ST. PAUL - Minnesotans are fighting flood waters along the Red River and elsewhere while their lawmakers are fighting about the cost of preventing prevent future floods.
The fight spilled over into other areas, too, as House leaders Monday introduced a much smaller public works bill than senators passed earlier this month.
Rep. Alice Hausman, chairwoman of the House public works funding committee, said the proposal "is a taking-care-of-basics bill."
The St. Paul Democrat encouraged members of her committee to find ways to spend more money once the House and Senate begin talks designed to work out a final bill.
With most minds on the Red River, flood prevention was a prime topic once the bill was unveiled.
"Woefully inadequate" is how Rep. Morrie Lanning, R-Moorhead, termed the Hausman proposal. "I am disappointed by that."
Senators early this month folded $26 million in anti-flood programs into a public works funding bills. The House Democrats' plan includes $12.7 million.
Hausman said since she was given a much lower amount to spend than in the Senate bill, she needed to cut everywhere. "It has to be fair."
The $12.7 million is what the state needs to make sure federal flood-prevention money is spent, she said. Hausman said some flood prevention money also could come in an expected flood recovery bill this spring.
"We need to gather some information," she said.
In a Monday afternoon committee meeting, Lanning told Hausman that she is confusing two types of funding. Money from her committee is destined to prevent future floods, such as building permanent dikes. The other money would be used to help Red River and other communities rebuild after this year's flooding.
A recovery bill probably would not contain money for flood prevention, Lanning said.
Northwestern Minnesota lawmakers want the money included in the original public works bill - and want more money than Hausman included.
"If we are going to do a bonding bill, let's do it right," Lanning said.
Sen. Keith Langseth, DFL-Glyndon, and Lanning said the state has about $37 million of flood-prevention measures ready to be constructed almost immediately, funded by the state selling bonds.
Langseth, chairman of the Senate version of Hausman's committee, said state officials have increased the number of anti-flood projects ready to be built in the weeks since senators passed his bill. "My bottom line is $26 million."
Hausman said that after the bonding bill debate, she is confident the House, Senate and Gov. Tim Pawlenty will agree on a flood-prevention effort.
Langseth said he plans to request a meeting with Pawlenty on the subject this week. And, Lanning said, "we have the governor's attention" after Pawlenty on Monday made his third trip to Moorhead in recent days.
Rep. Paul Marquart, DFL-Dilworth, said Red River Valley communities will need the state's help with flood prevention projects.
"The state has to be ready to help with this recovery and the state also has to be ready to continue its commitment for flood mitigation for these communities in the area," Marquart said, "so that in the future as these rivers rise, residents do not have to worry about loss of property and they can have peace of mind."

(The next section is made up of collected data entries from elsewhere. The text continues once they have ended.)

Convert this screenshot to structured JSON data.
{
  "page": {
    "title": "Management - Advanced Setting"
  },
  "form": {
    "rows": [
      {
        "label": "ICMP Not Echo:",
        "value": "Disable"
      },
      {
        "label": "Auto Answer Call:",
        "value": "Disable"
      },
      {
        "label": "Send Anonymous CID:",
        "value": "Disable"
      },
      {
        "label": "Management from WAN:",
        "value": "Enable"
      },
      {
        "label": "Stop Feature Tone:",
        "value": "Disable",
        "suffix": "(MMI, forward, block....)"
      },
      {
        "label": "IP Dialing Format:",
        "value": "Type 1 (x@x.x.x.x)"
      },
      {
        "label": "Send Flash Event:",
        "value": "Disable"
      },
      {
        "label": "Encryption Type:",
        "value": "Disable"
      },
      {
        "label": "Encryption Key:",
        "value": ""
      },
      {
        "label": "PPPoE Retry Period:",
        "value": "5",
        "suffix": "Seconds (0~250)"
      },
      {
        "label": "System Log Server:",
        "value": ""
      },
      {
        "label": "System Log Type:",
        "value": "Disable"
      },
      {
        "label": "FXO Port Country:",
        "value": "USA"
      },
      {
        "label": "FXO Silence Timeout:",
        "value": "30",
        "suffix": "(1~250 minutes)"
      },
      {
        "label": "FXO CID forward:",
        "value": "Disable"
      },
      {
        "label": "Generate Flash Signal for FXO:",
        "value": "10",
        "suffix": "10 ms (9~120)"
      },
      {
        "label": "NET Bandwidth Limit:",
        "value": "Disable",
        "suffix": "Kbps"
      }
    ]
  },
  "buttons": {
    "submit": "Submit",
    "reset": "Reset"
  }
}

Overall, the House's full bonding bill would spend $247 million, compared to $367 million in the Senate version.
Rep. Mary Murphy, DFL-Hermantown, told Hausman that she wants to make sure the bonding bill emphasizes projects that need state participation before federal money flows to Minnesota.
Murphy said that she expects "projects that aren't in here, but do have federal money attached to them ... will be at the top of your priority list."
No local projects such as community centers are in the House bill. Much of the money goes to fixing up state college and university buildings, following the Senate bill in that respect.
While much of the emphasis on passing bonding bill has been on creating jobs, Hausman could not estimate how many jobs her measure would create.
Pawlenty has said he could sign a modest bonding bill, but wants it to emphasize state spending on projects mostly funded by federal funds.